There’s a door to the outside balcony with its rusty railings, Hana forces it open. There’s nothing to be seen on the rain-soaked platform. Looking through what remains of the cupboards and wardrobe, Stan says, ‘Nothing here. Take you home, D Senior.’
It’s raining harder now. Back in the car, Stan hits the wipers, starts the engine, and as he pulls away, Hana looks back at the Palace for a ﬁnal time. Each of the poky apartments is laid out identically, she can see from this angle: the balcony, the windows.
‘Stop,’ she says, urgent. Stan pulls over, perplexed. ‘They all have a window to the side of the balcony. Every ﬂat.’
Stan looks out through the rain. He can see that Hana’s right: in each apartment there is an external window located away from the door to the balcony. But he has no idea why she’s suddenly interested in boarding house design.
‘If there’s a window,’ she tells him, ‘there must be a room.’
‘There was a room,’ he points out. ‘There was nothing in it.’ His mind is on the last two episodes of the Netﬂix series he wants to watch tonight, if he ever actually gets home. He’s suddenly aware of the look on Hana’s face. A look he’s familiar with. Hana in mentor mode, forever prodding the more junior detective towards pushing himself harder, thinking through every angle, looking at a problem from every side, always giving himself the best chance of reaching the right answer.
‘That’s a second window,’ she says. ‘Means there’s a second room.’
It takes a moment for Stan to twig. Shit.

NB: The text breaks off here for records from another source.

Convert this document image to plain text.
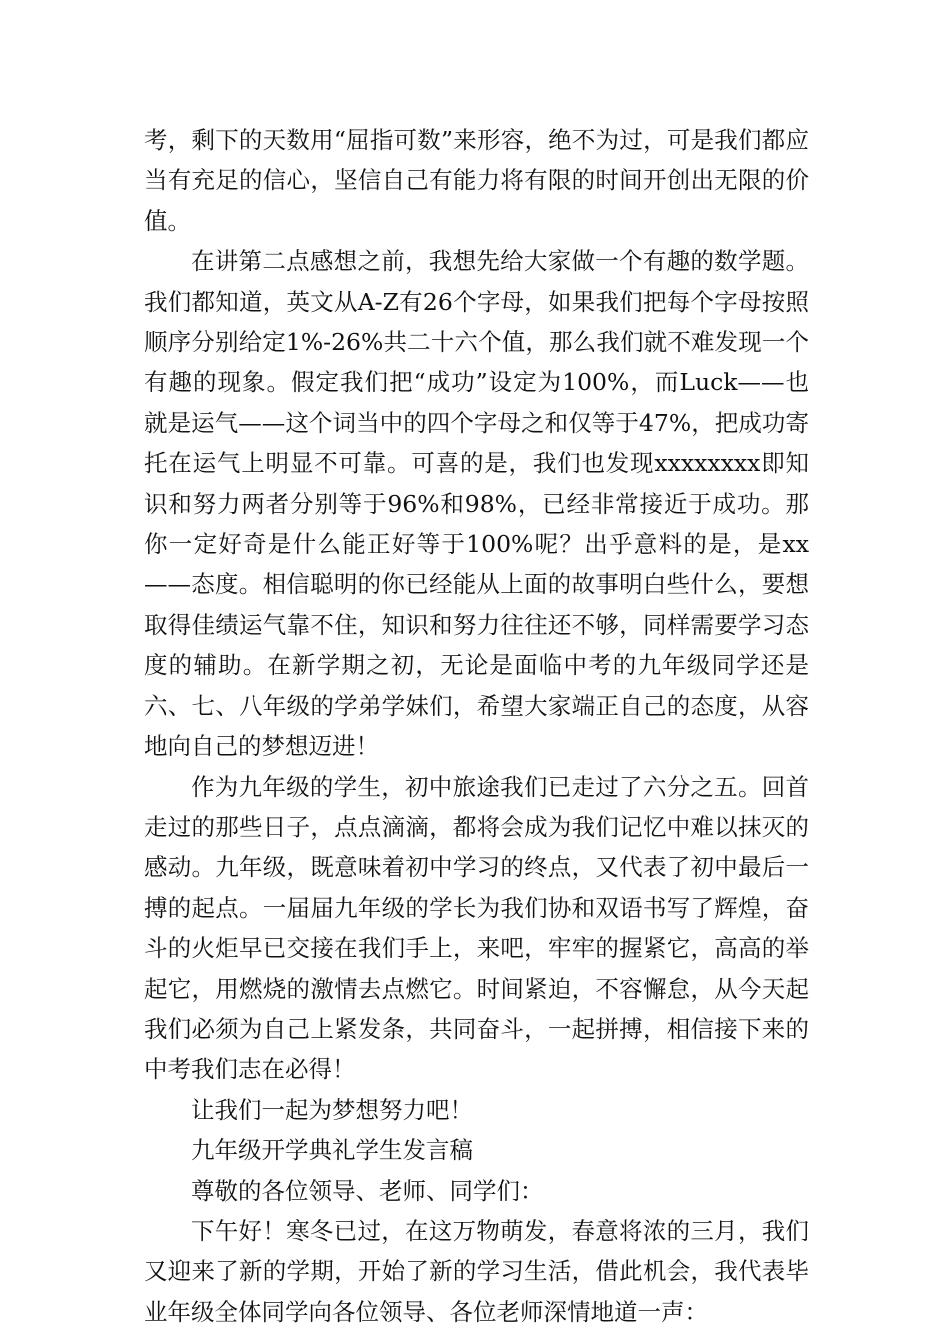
考，剩下的天数用“屈指可数”来形容，绝不为过，可是我们都应当有充足的信心，坚信自己有能力将有限的时间开创出无限的价值。

在讲第二点感想之前，我想先给大家做一个有趣的数学题。我们都知道，英文从A-Z有26个字母，如果我们把每个字母按照顺序分别给定1%-26%共二十六个值，那么我们就不难发现一个有趣的现象。假定我们把“成功”设定为100%，而Luck——也就是运气——这个词当中的四个字母之和仅等于47%，把成功寄托在运气上明显不可靠。可喜的是，我们也发现xxxxxxxx即知识和努力两者分别等于96%和98%，已经非常接近于成功。那你一定好奇是什么能正好等于100%呢？出乎意料的是，是xx——态度。相信聪明的你已经能从上面的故事明白些什么，要想取得佳绩运气靠不住，知识和努力往往还不够，同样需要学习态度的辅助。在新学期之初，无论是面临中考的九年级同学还是六、七、八年级的学弟学妹们，希望大家端正自己的态度，从容地向自己的梦想迈进！

作为九年级的学生，初中旅途我们已走过了六分之五。回首走过的那些日子，点点滴滴，都将会成为我们记忆中难以抹灭的感动。九年级，既意味着初中学习的终点，又代表了初中最后一搏的起点。一届届九年级的学长为我们协和双语书写了辉煌，奋斗的火炬早已交接在我们手上，来吧，牢牢的握紧它，高高的举起它，用燃烧的激情去点燃它。时间紧迫，不容懈怠，从今天起我们必须为自己上紧发条，共同奋斗，一起拼搏，相信接下来的中考我们志在必得！

让我们一起为梦想努力吧！

九年级开学典礼学生发言稿

尊敬的各位领导、老师、同学们：

下午好！寒冬已过，在这万物萌发，春意将浓的三月，我们又迎来了新的学期，开始了新的学习生活，借此机会，我代表毕业年级全体同学向各位领导、各位老师深情地道一声：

‘There was no second room . . .’
Stan, a few inches taller than Hana, climbs up onto the railing of the balcony outside the ﬂat. Hana grasps him by the belt in case he slips. The rain is really coming down, and as he stretches, a cold stream of water plummeting from a rusted gutter somehow manages to aim its way straight down his collar. He gets his hand on the sill of the window, but it’s just too far for him to see inside.
Hana helps him clamber down.
Inside the apartment, tap tap tap. Hana uses the rubber end of her ﬂashlight, tapping her way along the wall behind which the missing room should logically be. At a certain point, the sound changes, tap tap thud. Where the wall is thinner, where it’s hollow behind. She taps around the space, ﬁnding the perimeter of the hollow area.
‘About the size of a door,’ Stan suggests. A door that’s been sealed over.
Hana sounds out the hollow space, ﬁnding the middle point. She draws the ﬂashlight back half a metre and . . . She slams the end of the ﬂashlight into the wall. It goes straight through. She scrapes away plaster, points the beam through the ﬁst-sized hole, searching the dark room beyond.
The beam falls on something inside. But the hole in the wall is too small to see clearly what it is.
Hana steps back. She kicks at the wall, hard. The newly plastered-over section caves in, leaving an opening the size of a ﬁreplace. Stan grimaces. ‘Oh God.’ His hand goes to his nose at a rush of rank air.
Lit by the beams of the two torches is a body. A rope is noosed around its neck. The body is suspended from a rafter.
It sways gently. It’s a man. Late twenties. Naked. He’s dead. The beam of Hana’s ﬂashlight picks out his arms. His hands are bound in front of his torso, the feet tied at the ankle.
She studies the strange scene in the hidden room. Outside, the rain keeps falling.